Which is more distinctive—Gregory Porter's impeccable style or the rich, polished tone of his voice? In classic suits with vibrant handkerchief accents and a signature Kangol Spitfire hat over a stocking cap, Porter is a jovial and unmistakable sight. When he opens his mouth, a suave baritone hops up and down over the melody. Like his look, it's a voice that you could pick out immediately in a lineup of male jazz singers, a crowd that's decidedly too small in 2014.
Either way, both his sartorial and singing styles are timely updates on tradition, with subtle and forward-thinking spins to his work. The son of a minister mother, Porter won a full-ride football scholarship to San Diego State, bailing on his athletic career after an injury to his shoulder. Thank the contemporary jazz deity for that, for Porter's three records—including the 2013 Grammy winner Liquid Spirit—have brought some much-needed attention to the genre.
Liquid Spirit won the 2014 Grammy for Best Jazz Vocal Album, though it easily could have won in the Gospel or Traditional R&B categories. His mother's church music influence blankets the title cut with an undeniable clapping backbeat, as the song's spaces just beg for a choir's backup. Wisely, Porter fills these spaces instead with the stomping jazz solos of pianist Chip Crawford.
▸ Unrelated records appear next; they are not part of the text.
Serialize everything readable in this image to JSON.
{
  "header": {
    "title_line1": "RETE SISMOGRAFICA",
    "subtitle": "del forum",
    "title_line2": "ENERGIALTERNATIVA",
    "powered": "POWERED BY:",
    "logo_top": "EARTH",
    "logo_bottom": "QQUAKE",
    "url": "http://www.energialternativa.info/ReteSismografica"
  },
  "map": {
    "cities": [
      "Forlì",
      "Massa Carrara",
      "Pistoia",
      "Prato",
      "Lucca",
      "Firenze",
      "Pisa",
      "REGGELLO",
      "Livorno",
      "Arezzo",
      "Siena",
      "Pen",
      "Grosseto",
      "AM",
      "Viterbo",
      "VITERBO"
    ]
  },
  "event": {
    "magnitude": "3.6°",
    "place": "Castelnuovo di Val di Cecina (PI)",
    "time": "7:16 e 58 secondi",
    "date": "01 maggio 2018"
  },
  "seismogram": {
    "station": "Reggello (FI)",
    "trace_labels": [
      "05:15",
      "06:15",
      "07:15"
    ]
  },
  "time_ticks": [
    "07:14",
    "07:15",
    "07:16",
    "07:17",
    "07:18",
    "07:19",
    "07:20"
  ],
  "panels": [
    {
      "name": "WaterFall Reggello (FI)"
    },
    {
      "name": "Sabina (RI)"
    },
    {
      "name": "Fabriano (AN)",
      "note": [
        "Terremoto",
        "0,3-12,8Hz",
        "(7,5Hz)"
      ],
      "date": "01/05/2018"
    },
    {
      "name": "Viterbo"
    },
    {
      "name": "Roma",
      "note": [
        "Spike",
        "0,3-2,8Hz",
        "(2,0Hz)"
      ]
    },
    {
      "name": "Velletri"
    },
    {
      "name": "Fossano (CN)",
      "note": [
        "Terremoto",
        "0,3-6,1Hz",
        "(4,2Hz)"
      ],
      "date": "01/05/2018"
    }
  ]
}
On "Free," Porter and the band communicate with Gil Scott-Heron, the father of this amalgam of jazz and soul. But where Gil Scott told tragedies of the ghetto, Porter provides an opposite and positive perspective. As the band pops out a slow, Superbad lick, Porter sings of an industrious father and a mother who, "did just the same / Dropping love just like rain."
The cover of Billy and Gene Page's "The 'In' Crowd" might be the standout hit from the record. Over a fast popcorn shuffle, Porter exudes cool, detailing the merits of hip life. If it were a commercial, it'd be hard not to buy what Porter's selling. His rendition is easily the best take on this anthem of cool since pianist Ramsey Lewis pressed it as a boogaloo back in 1965.
Though it's not the most immediately catchy cut on Liquid Spirit, "Musical Genocide" most perfectly captures the mission of Gregory Porter. He sings of the blues, gospel and soul singer, expressing "love and pain" and the problems of the world as they're pushed to the margins of critical and popular attention. "I will not commit, nor will I submit to musical genocide," Porter croons. With the flowing and graceful power of Liquid Spirit, Porter is doing everything he can to right those musical wrongs.